Great synergy of passionfruit, vanilla and white chocolate.
I still had some passionfruit left in the freezer from last year so decided to test out "Rose's Heavenly Cakes" for the first time with this recipe. As usual the recipes are crystal clear and flavour combinations are truly complimentary without making one ingredient stand out too much. She also seems to have the right sugar balance for my taste which is always a concern with American authors in particular.
The construction is a vanilla genoese split in half, passionfruit syrup brushed over it, passionfruit curd filling in between the two layers with a white chocolate and cream cheese frosting on the outside. Nothing terribly difficult but you do need a lot of passionfruit and plan ahead.
The thing I was happiest about was trying out Rose's genoese recipe which worked beautifully. Had no problems rising but I was worried it would burn once it rose over the top of the tin.
The centre did sink quite a bit so next time I might bake it for longer even though I already baked it longer than the maximum time recommended. When I cut off the crust before assembly it was still very moist so I could have baked it longer and I don't think it would have burnt.
The only problem I found with Rose's recipe was the advice on buying fresh passion fruit.
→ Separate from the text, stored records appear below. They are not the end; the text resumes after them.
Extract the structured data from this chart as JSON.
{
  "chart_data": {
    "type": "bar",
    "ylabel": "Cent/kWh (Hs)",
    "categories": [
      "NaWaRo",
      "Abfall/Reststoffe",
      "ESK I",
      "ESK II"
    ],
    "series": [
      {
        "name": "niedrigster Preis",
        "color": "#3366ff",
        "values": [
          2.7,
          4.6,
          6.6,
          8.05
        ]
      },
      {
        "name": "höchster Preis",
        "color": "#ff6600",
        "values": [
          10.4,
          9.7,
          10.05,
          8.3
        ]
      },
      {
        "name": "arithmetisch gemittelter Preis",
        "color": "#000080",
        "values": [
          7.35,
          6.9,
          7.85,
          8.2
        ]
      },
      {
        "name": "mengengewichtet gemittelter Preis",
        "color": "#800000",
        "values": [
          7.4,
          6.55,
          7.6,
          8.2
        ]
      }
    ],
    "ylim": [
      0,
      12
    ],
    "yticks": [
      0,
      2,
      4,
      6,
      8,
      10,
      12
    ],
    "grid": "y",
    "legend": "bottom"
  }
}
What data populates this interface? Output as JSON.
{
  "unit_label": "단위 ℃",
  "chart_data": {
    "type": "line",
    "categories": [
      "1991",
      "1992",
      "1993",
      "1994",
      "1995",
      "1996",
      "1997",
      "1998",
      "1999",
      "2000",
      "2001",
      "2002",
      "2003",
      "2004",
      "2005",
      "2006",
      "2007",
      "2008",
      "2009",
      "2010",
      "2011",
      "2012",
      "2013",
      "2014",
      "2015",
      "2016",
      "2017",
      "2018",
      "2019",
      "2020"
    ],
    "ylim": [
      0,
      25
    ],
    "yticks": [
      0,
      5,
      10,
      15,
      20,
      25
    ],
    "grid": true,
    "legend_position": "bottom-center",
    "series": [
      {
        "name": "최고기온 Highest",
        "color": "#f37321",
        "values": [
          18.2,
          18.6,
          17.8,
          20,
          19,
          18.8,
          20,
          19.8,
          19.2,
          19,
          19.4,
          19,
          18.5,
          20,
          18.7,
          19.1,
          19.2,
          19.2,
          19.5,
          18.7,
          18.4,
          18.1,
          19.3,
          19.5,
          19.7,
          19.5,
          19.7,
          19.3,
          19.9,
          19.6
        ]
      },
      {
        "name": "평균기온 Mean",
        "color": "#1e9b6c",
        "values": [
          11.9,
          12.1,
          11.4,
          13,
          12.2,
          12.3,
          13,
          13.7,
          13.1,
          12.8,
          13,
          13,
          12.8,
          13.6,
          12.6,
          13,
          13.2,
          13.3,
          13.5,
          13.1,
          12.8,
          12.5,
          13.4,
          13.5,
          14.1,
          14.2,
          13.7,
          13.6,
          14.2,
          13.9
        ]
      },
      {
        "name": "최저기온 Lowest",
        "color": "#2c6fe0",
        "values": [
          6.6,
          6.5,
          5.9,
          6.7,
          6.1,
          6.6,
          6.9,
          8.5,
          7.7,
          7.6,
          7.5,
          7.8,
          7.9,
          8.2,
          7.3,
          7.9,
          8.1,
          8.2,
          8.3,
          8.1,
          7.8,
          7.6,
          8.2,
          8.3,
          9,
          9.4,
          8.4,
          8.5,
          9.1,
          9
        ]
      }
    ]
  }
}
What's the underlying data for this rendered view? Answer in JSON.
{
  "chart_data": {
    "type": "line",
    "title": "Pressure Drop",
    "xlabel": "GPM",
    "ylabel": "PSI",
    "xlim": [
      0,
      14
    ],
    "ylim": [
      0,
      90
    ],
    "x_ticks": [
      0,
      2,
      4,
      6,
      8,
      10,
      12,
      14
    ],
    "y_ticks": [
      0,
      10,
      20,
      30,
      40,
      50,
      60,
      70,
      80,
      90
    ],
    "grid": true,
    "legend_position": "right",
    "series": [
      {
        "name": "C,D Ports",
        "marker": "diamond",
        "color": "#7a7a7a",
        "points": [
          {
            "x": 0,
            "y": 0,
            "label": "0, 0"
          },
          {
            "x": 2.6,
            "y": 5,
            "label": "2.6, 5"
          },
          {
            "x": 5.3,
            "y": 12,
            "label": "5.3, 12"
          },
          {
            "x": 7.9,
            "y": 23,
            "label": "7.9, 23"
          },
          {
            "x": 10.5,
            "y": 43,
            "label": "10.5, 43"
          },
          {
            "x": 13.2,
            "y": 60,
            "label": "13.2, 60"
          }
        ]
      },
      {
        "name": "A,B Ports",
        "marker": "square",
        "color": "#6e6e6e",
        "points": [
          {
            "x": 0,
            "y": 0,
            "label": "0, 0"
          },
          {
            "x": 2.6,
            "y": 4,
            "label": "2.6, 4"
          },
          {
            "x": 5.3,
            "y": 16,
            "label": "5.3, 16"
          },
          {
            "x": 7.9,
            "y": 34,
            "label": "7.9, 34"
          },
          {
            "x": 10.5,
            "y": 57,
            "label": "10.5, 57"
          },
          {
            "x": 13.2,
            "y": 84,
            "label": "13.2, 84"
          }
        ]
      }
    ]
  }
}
She recommends buying fruit that "purple and wrinkled all over." I was sure that off the vine they are not wrinkled so I bought a few a did a taste test. For the three below none of them were very wrinkly and actually the smoothest one (on the right) was the sweetest. As I suspected the remaining ones simply became more wrinkled the longer they sat in my fruit bowl. Presumably they were drying out. Every fruit that I bought whether brown and wrinkly, dark purple and dimpled or reddish purple and smooth all tasted ripe. The real difference seemed to be their weight with the heavier ones naturally containing more seeds and juice.